USA Today details the story of a recent Reuters investigation that revealed that doctors, company executives and others working for the product manufacturer were aware of a link between talc powder and asbestos since 1972 or even earlier. Despite having this knowledge that their product showed traces of asbestos, company executives failed to alert the public about the possible risks associated with long-term use, and now, thousands of users have filed suit against the product maker.
Asbestos, which investigations revealed appeared in small amounts in the manufacturer’s raw talc product, has a scientific link to mesothelioma, which is an aggressive and rare cancer that can form on the tissues surrounding the lungs, heart, abdomen and other organs. Scientific evidence also suggests that a link exists between mesothelioma and ovarian and other cancers, leading many scientists and health professionals to question the role prolonged baby powder usage plays in it all.
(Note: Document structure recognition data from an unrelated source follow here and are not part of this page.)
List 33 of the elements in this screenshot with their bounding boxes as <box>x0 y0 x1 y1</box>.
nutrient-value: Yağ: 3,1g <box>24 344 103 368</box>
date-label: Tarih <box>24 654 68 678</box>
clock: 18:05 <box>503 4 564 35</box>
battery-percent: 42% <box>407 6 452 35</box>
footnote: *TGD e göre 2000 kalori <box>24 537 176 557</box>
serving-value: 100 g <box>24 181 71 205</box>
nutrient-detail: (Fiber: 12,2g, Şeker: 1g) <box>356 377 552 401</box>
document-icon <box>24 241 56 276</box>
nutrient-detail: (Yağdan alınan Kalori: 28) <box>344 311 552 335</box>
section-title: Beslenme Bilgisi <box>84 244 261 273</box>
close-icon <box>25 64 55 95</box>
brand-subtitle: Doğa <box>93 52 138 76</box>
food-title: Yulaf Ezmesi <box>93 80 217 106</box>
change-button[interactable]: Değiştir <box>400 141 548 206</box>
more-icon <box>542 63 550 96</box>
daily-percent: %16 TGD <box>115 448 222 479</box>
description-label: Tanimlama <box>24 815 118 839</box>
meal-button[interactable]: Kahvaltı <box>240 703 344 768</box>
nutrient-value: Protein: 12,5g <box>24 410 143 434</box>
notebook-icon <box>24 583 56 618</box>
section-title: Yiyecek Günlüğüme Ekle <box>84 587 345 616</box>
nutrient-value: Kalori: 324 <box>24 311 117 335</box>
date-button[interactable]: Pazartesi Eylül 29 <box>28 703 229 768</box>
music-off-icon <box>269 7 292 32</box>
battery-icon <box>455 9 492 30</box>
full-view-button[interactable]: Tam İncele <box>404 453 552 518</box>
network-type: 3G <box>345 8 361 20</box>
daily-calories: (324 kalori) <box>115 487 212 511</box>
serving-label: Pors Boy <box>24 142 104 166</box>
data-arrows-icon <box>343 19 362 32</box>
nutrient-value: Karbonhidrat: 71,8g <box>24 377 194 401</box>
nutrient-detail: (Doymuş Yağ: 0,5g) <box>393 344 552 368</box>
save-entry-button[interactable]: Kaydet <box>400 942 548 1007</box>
Roughly 11,700 women have filed lawsuits against the baby powder manufacturer alleging that their use of the product caused them to develop cancer, with many who used baby powder for hygienic purposes later developing ovarian cancer, among other forms.
While many women who are making similar allegations against the manufacturer have yet to have their day in court, others have found success after filing suit against the product maker. In one court case last year, 22 women in Missouri received a combined $4.7 billion in damages after a court concluded that baby powder did, in fact, cause their cancer.